ЖАНРЫ

В мире отверженных. Записки бывшего каторжника. Том 2
Шрифт:

Но среди вас есть гордецы… строптивые… Вы должны пособить мне обуздать их. Я слышал, что и вам они не пришлись по вкусу, — тем лучше!

Признаюсь, я никак не ожидал, чтобы бравый капитан, при всей изменчивости своих настроений и «принципов», дошел когда-нибудь до таких унизительных и неприглядных способов борьбы. Но он опоздал: «звон» услышан был слишком задним числом, когда о каком-либо раздоре между нами и кобылкой не было уже и помину… Впрочем, я думаю, что на этой почве он не добился бы ничего и раньше; даже враждовавшие с нами тюремные коноводы вряд ли захотели бы иметь в этом деле такого союзника, как начальство… В настоящую же минуту Лучезаров достиг результатов, совершенно противоположных тем, каких желал: к чести кобылки нужно сказать, что не нашлось среди нее ни одного человека, который отнесся бы (по крайней мере громогласно) с сочувствием к откровенной речи начальника. Все, напротив, открыто негодовали.

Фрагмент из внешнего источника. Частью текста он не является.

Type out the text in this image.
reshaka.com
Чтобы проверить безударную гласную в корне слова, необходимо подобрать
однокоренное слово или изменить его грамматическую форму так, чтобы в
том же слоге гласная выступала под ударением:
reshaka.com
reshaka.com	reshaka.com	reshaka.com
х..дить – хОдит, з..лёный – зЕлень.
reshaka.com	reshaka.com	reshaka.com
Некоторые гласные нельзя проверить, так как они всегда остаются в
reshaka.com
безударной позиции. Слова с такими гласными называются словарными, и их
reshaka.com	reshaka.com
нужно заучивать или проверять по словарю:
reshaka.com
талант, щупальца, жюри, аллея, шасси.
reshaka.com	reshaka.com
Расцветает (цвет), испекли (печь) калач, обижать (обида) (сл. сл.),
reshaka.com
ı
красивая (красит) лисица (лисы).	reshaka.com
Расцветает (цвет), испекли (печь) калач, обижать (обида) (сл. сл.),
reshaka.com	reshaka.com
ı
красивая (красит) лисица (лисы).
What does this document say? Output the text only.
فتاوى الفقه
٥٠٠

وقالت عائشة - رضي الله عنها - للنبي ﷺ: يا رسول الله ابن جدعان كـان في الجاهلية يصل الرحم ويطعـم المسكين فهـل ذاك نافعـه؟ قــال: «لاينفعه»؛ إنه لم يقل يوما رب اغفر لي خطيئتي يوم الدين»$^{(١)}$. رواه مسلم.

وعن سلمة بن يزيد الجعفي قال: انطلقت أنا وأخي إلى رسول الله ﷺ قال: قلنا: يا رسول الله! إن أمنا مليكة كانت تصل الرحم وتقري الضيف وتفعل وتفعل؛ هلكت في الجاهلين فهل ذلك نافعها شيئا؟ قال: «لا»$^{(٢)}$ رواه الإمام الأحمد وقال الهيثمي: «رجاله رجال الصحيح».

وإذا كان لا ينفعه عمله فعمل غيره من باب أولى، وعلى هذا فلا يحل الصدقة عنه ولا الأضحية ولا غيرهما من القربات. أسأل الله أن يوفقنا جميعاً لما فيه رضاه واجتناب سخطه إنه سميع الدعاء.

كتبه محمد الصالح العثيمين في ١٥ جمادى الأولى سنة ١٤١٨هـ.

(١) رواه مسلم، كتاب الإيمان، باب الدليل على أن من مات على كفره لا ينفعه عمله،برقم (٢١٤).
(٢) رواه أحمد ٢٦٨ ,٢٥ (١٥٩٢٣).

На другое же утро десятки человек спешили сообщить нам в подробностях содержание речи; вся тюрьма в этот и следующие затем дни относилась ко всем нам с каким-то преувеличенным вниманием и почтением; перед нами торопливо расступались, нам дружески улыбались, заговаривали с нами с явным желанием ободрить и успокоить… И во все последующее пережитое нами тяжелое время кобылка также вела себя с положительным благородством, подчас глубоко нас трогавшим.

Несколько дней спустя приехал и ожидаемый «помощник». Надзиратели с самого раннего утра усиленно бегали в этот день по тюрьме, с особенной тщательностью водворяя везде чистоту, тишину и порядок, точно в ожидании какого-нибудь важного генерала. Двое или трое арестантов попали в карцер за грубость. Вечерней поверки ждали все с напряженным любопытством. Звонок ударил как-то совсем неожиданно, и арестанты закопошились, точно рой потревоженных в улье пчел.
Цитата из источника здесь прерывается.